In September 2016, we organized the first North American meeting of hydroid biologists (“Hydroidfest”), which was attended by approximately 60 people and, according to a post-meeting survey and informal feedback, was a huge success. We exceeded our own expectations for enthusiastic participation by the community and we accomplished our stated goal of bringing together the North American hydroid research community. Our long-term goal was to grow the community of cnidarian researchers in North America, and Hydroidfest was a big step in that direction. After surveying the broader cnidarian research community and speaking with the organizers of previous Nematostella meetings, it became clear that a broader meeting that encompassed all cnidarian model organisms was needed. Thus, the Cnidarian Model Systems Meeting (aka “Cnidofest”) was born.

The first Cnidofest was held in 2018 and was attended by more than 120 people. Due to the COVID pandemic, we were forced to cancel Cnidofest 2020. In its place we started a monthly Cnidarian Zoom Seminar Series, which draws an international audience. We are currently planning Cnidofest 2022. We intend to hold Cnidofest every two years, alternating sites in order to balance the travel burden for our community.

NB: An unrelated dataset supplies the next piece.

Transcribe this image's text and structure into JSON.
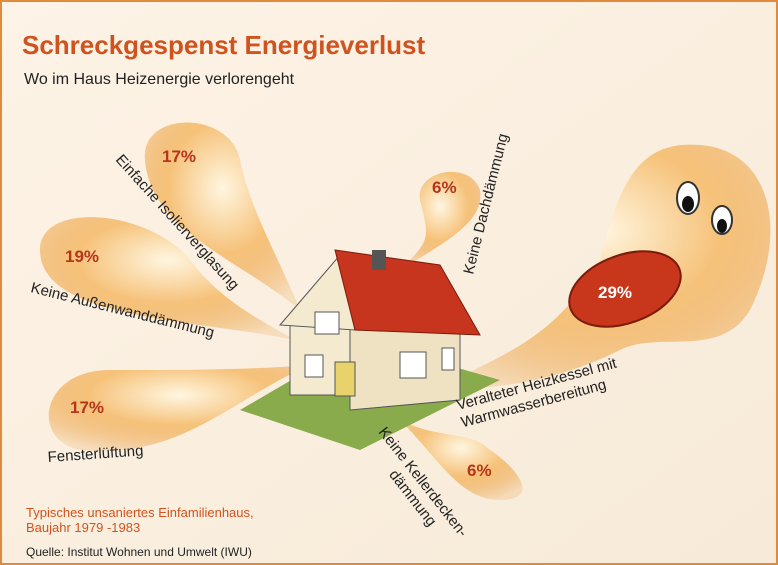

Thanks to rapidly advancing technologies, the cnidarian community is poised to make important breakthroughs; it is no longer necessary or even sensible to limit the number of model systems used to conduct detailed functional studies. Large collections of genomic and transcriptomic data have been generated and single-cell sequencing technologies are refining these data sets further. These data, in combination with new gene editing capabilities, are opening novel experimental avenues and enabling us to use cnidarians to answer fundamental biological questions.

We welcome you to Cnidofest and look forward to an exciting and productive meeting. Thank you for joining us as we seize this opportunity to join together and celebrate our shared interest in and love of cnidarian model systems.